Zwei, drei oder fünf Prozent vom Bruttoinlandsprodukt für Verteidigung? Ein historischer Blick ist aufschlussreich. Doch Fachleute sprechen auch eine deutliche Warnung aus.
Stand:
„Euer Majestät, wie viel Prozent Eures Budgets gebt Ihr für Soldaten und Waffen aus?“
Die Frage geht an einen König oder sonst wie titulierten ganz frühen Staatenlenker, vor 2500 oder 3000 Jahren, irgendwo in Europa, Kleinasien oder auch auf dem Gebiet des heutigen China.
Von „Prozenten“ haben jene Führungsfiguren zwar wohl noch nie etwas gehört, denn die wurden erst im Römischen Reich unter Kaiser Augustus „erfunden“. Doch ihre Antworten hätten ohnehin in den meisten Fällen gelautet: „Na, so ziemlich alles.“ Hofhaltung kostet auch ein bisschen, ja. Und wenn der Staat groß ist, was seinerzeit eher selten vorkommt, dann verschlingen auch Verwaltung und Infrastruktur noch einiges. Aber das meiste geht fürs Kriegeführen drauf. Zählbar ist es natürlich nur zum Teil in Gold und dem, was heute Geld ist. Auch Abgaben in Naturalien und vor allem „human resources“, also menschliche, meist männliche Arbeits- und Kampfeskraft der Untertanen, gehören dazu.

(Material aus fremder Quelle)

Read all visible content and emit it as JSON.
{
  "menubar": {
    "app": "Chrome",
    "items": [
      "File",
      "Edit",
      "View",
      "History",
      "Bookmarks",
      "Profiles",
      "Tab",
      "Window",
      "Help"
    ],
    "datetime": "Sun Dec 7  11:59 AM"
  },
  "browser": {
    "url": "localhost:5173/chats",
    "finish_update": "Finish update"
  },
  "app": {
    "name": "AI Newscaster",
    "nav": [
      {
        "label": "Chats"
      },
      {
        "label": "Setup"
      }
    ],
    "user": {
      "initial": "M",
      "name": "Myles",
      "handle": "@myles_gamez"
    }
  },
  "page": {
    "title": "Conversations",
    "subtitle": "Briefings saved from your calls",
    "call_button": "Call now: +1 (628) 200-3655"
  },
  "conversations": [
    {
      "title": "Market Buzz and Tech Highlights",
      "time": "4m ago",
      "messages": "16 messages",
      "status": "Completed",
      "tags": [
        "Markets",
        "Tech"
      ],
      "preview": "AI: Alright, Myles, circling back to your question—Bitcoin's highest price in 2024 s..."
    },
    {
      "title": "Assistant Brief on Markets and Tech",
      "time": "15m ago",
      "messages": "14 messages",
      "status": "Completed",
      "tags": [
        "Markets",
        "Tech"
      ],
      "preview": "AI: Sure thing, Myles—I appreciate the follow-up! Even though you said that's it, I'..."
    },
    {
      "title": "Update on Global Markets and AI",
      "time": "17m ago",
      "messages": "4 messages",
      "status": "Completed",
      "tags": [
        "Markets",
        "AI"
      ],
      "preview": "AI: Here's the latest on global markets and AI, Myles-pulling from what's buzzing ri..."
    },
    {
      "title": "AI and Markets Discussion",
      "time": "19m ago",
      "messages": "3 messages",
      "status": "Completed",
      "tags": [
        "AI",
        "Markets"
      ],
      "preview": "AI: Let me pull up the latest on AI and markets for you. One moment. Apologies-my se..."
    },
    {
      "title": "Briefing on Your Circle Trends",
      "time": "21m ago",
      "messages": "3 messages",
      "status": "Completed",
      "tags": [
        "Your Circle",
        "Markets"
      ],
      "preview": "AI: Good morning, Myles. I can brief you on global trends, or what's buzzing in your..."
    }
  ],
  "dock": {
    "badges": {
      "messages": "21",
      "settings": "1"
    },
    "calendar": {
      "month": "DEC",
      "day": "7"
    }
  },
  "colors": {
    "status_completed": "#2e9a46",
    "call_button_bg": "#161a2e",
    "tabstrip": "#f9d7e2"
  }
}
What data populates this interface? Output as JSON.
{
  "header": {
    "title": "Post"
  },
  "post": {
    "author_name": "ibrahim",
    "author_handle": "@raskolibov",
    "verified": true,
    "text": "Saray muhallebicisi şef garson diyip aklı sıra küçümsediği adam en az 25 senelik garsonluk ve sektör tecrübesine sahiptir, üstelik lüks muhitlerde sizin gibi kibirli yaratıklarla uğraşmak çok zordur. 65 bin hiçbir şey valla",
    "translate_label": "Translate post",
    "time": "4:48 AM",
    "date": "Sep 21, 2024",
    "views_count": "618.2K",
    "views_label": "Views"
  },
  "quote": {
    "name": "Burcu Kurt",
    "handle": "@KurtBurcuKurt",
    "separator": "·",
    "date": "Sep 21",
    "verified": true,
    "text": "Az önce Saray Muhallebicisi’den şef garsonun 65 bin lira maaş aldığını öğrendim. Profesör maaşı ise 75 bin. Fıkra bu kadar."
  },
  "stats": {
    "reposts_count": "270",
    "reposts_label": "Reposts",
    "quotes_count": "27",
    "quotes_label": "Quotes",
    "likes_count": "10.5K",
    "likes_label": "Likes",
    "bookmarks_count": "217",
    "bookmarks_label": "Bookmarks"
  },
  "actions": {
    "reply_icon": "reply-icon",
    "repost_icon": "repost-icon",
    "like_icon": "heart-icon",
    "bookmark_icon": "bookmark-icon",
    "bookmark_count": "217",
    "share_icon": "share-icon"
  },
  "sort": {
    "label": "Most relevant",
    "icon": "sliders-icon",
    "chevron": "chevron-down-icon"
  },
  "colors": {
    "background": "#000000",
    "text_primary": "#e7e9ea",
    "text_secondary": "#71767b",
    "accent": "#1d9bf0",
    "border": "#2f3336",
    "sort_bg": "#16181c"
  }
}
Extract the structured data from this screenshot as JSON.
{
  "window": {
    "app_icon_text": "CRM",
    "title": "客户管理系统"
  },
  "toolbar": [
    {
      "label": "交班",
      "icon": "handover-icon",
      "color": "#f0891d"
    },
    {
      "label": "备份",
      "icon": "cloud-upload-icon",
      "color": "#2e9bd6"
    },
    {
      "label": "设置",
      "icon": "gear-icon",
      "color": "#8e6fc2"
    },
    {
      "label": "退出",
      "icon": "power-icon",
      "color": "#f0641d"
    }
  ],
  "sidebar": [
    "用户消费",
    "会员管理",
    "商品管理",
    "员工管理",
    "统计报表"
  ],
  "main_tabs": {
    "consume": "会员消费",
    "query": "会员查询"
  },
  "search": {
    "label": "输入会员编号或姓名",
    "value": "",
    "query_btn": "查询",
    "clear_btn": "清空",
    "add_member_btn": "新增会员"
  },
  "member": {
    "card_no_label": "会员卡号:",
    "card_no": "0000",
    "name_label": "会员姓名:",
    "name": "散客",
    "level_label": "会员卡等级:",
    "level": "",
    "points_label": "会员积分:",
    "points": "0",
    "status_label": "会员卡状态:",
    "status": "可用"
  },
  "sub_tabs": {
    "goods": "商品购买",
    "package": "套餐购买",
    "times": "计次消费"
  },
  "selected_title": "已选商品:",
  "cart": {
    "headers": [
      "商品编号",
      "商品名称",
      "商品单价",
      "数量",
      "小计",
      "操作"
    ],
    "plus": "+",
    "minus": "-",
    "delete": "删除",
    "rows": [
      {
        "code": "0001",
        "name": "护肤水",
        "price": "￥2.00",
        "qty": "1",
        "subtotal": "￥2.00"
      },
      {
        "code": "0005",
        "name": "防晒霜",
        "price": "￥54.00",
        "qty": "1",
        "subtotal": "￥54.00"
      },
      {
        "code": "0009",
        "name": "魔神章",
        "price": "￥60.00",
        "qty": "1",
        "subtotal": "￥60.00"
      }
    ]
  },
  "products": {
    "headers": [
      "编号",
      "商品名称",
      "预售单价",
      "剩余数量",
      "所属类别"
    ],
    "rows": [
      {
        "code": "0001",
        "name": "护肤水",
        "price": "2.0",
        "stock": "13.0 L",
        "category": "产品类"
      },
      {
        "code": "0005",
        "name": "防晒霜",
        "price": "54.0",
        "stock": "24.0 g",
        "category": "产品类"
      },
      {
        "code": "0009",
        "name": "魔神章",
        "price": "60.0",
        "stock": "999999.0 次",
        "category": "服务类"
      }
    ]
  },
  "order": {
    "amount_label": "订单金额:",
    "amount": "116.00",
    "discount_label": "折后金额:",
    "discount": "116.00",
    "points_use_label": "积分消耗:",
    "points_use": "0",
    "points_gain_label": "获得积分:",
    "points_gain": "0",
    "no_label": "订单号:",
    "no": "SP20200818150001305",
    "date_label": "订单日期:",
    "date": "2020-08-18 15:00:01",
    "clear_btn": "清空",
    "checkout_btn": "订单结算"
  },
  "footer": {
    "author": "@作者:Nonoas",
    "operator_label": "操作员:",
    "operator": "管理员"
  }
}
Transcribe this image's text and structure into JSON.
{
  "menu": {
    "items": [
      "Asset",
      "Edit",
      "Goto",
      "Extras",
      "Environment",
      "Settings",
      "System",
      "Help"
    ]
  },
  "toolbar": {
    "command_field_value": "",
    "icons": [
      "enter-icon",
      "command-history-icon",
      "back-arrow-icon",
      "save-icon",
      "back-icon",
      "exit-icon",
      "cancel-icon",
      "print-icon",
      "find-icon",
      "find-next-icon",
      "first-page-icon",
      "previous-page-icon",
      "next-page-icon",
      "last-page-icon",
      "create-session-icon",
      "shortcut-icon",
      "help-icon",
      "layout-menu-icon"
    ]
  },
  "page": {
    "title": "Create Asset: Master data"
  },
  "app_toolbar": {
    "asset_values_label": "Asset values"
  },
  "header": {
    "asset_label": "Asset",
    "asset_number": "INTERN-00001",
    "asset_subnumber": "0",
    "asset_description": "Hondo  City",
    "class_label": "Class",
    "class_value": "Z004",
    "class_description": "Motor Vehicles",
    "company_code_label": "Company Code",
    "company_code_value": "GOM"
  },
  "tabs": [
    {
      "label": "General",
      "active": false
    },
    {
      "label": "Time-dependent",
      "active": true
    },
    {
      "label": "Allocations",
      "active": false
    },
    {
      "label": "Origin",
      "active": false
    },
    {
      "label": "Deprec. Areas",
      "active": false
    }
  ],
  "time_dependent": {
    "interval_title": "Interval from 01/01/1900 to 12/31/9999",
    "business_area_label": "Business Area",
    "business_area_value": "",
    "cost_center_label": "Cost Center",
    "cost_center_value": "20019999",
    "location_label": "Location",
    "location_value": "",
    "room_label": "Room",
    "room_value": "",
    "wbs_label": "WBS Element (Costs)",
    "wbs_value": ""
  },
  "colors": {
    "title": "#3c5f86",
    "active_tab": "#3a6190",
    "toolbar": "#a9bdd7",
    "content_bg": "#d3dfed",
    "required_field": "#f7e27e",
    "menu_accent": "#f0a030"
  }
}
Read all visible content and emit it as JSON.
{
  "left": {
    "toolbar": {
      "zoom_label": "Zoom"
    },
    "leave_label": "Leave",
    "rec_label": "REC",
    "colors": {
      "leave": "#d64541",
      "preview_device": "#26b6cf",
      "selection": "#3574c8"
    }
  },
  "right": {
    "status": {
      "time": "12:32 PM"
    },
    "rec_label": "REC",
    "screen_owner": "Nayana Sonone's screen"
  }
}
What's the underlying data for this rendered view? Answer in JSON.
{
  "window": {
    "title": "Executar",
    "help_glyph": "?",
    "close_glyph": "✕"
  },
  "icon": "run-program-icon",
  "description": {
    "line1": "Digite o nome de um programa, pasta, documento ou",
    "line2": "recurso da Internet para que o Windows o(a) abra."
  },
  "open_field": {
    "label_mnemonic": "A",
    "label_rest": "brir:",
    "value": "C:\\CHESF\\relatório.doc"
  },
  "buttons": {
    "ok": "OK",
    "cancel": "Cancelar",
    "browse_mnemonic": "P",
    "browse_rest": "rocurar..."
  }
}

1963 war Deutschlands Wehretat fast Trump-kompatibel
Mehr als zwei Jahrtausende später stellt sich nicht nur in Deutschland so dringlich wie lange nicht die Frage, ob und wenn ja, um wie viel der Anteil der Militärausgaben an der Gesamtwirtschaftsleistung des Staates erhöht werden muss. Donald Trumps letzte Forderung lag bei fünf Prozent des Bruttoinlandsprodukts (BIP) für Nato-Staaten, obwohl selbst die USA bei „nur“ 3,4 Prozent liegen. Robert Habeck sprach schon mal von 3,5 Prozent, Linke-Chef Jan van Aken will die Ausgaben gar nicht erhöhen. Soweit das Spektrum der Meinungen.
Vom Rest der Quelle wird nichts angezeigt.